Gather 'Round The Fire

This week has been about getting back in touch with my inner extrovert.

It took me a long time to realize that I am an extrovert. When I was a kid, I didn't have many friends, and I spent a lot of time alone. That meant I must have been an introvert, right? Sure enough, every time I took a Myers-Briggs test, I came back as an "I." Nothing simpler than that right?

It turns out that while I thought of myself that way, it was only because I hadn't been in situations that let me think otherwise. It was only after four years of college and about five years of post-college life that I realized, "Hey, I really do draw energy from being around lots of other people, don't it?" (This stands in stark contrast to Gwen, who really is an introvert and finds those same situations exhausting.) But eventually I figured it out, and I got comfortable with it.

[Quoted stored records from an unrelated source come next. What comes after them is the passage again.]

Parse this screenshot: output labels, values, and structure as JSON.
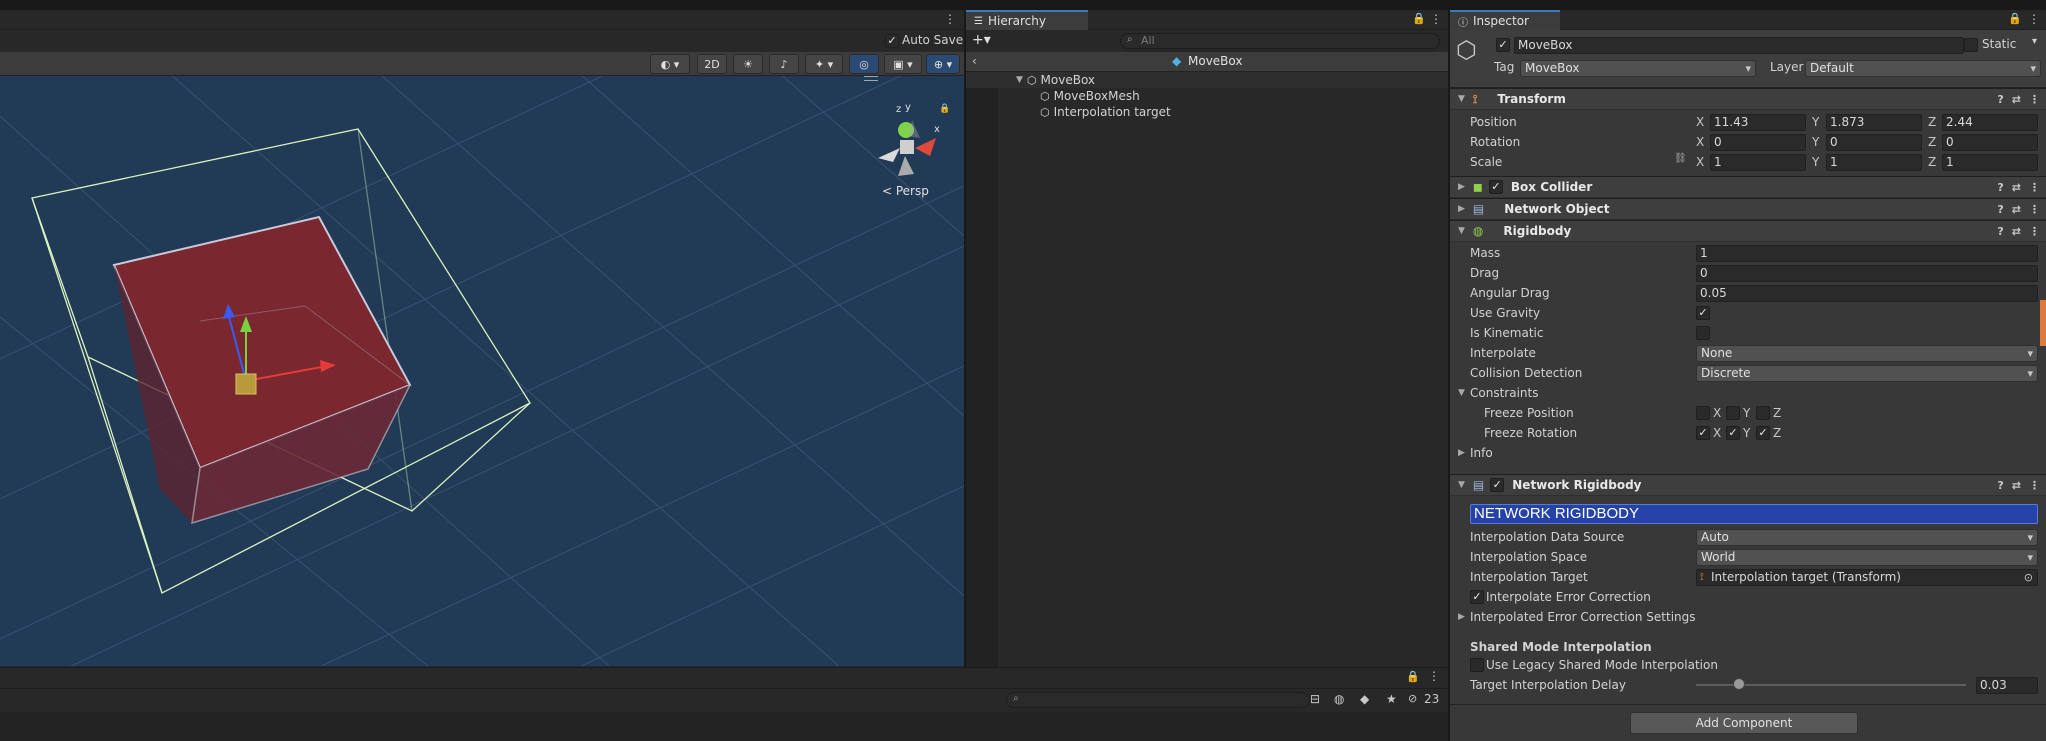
{
  "scene": {
    "auto_save_label": "Auto Save",
    "toolbar": {
      "btn_2d": "2D"
    },
    "gizmo": {
      "y_label": "y",
      "z_label": "z",
      "x_label": "x",
      "persp_label": "< Persp"
    }
  },
  "hierarchy": {
    "tab_label": "Hierarchy",
    "search_placeholder": "All",
    "scene_title": "MoveBox",
    "items": [
      {
        "label": "MoveBox"
      },
      {
        "label": "MoveBoxMesh"
      },
      {
        "label": "Interpolation target"
      }
    ]
  },
  "inspector": {
    "tab_label": "Inspector",
    "object_name": "MoveBox",
    "static_label": "Static",
    "tag_label": "Tag",
    "tag_value": "MoveBox",
    "layer_label": "Layer",
    "layer_value": "Default",
    "transform": {
      "title": "Transform",
      "position_label": "Position",
      "rotation_label": "Rotation",
      "scale_label": "Scale",
      "axes": {
        "x": "X",
        "y": "Y",
        "z": "Z"
      },
      "position": {
        "x": "11.43",
        "y": "1.873",
        "z": "2.44"
      },
      "rotation": {
        "x": "0",
        "y": "0",
        "z": "0"
      },
      "scale": {
        "x": "1",
        "y": "1",
        "z": "1"
      }
    },
    "box_collider": {
      "title": "Box Collider"
    },
    "network_object": {
      "title": "Network Object"
    },
    "rigidbody": {
      "title": "Rigidbody",
      "mass_label": "Mass",
      "mass": "1",
      "drag_label": "Drag",
      "drag": "0",
      "angular_drag_label": "Angular Drag",
      "angular_drag": "0.05",
      "use_gravity_label": "Use Gravity",
      "is_kinematic_label": "Is Kinematic",
      "interpolate_label": "Interpolate",
      "interpolate": "None",
      "collision_label": "Collision Detection",
      "collision": "Discrete",
      "constraints_label": "Constraints",
      "freeze_position_label": "Freeze Position",
      "freeze_rotation_label": "Freeze Rotation",
      "info_label": "Info"
    },
    "network_rigidbody": {
      "title": "Network Rigidbody",
      "banner": "NETWORK RIGIDBODY",
      "data_source_label": "Interpolation Data Source",
      "data_source": "Auto",
      "space_label": "Interpolation Space",
      "space": "World",
      "target_label": "Interpolation Target",
      "target": "Interpolation target (Transform)",
      "error_correction_label": "Interpolate Error Correction",
      "error_settings_label": "Interpolated Error Correction Settings",
      "shared_mode_heading": "Shared Mode Interpolation",
      "legacy_label": "Use Legacy Shared Mode Interpolation",
      "delay_label": "Target Interpolation Delay",
      "delay": "0.03",
      "delay_fraction": 0.16
    },
    "add_component": "Add Component"
  },
  "bottom": {
    "count": "23"
  },
  "colors": {
    "accent": "#3a79bb",
    "scene_bg": "#213a55",
    "banner": "#2542a8"
  }
}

Over the last year, however, I've interacted with people (particularly online) a lot less than I have in the past. This is mostly due to my efforts to cut back on and refocus my activities. But As a result, people didn't email, IM, or call me as much as they used to. What I failed to do until recently was recognize that my diminishing social contact was my fault.

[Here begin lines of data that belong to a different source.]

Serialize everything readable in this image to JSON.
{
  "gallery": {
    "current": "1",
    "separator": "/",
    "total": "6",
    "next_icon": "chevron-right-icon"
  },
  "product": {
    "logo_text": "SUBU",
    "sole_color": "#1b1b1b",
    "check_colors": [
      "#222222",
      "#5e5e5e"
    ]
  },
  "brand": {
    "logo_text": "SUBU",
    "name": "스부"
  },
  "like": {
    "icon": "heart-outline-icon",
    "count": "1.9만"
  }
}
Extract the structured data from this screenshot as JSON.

Earl Nightingale talks about expecting things from the world. It's simple: the more you serve the world, the more you receive. And it has to start with you. You don't expect the stove to get hot, he asks, before you put wood in it, do you? That's precisely what I thought was going to happen. I'd let my fire, which I'd spent several years building, burn down, and I needed to put more wood in it.

That's what this week has been about for me. I've been posting here, dipping back into forums, getting back in contact with folks, and generally trying to warm things back up. What's surprised me is how quickly I've seen a change, not only in the world, but in myself.

Let's keep that fire going. If I've let things grow a little cool, talk to me, leave a comment, or IM me, or email me, or whatever. I love to connect with people. I thrive on it. And I can't believe it took me this long to figure it out.

Smart Is Dumb

The problem with being smart is that I think I understand stuff.

My particular version of this problem is that I think I understand something I've encountered before. I heard or read or see something that makes sense to me, and I think, "Oh, I get it." And I do. I just don't internalize it and act on it. And then, some number of months later when I see reference to the same idea again, I skip over it, because I think I already understand it. But I don't. I know it, but I don't understand it. And the dumb part of being smart is that I don't let myself go back over the idea again in detail, reflected against my experience since the last time I encountered it.

(This happens with all sorts of ideas and to a frustrating extent. Rather than make a list, let's just assume that if I've written about it here, I've gone through this process with it.)

If I'm lucky, I'll finally encounter the idea after I've once again failed to fully understand it. If I'm lucky, I'll not realize that it's same idea until after I've consumed it again and let my experiences shuffle around it. And then, if I'm actually smart (and don't just think I'm smart), I'll finally understand it and let it make a difference in my life.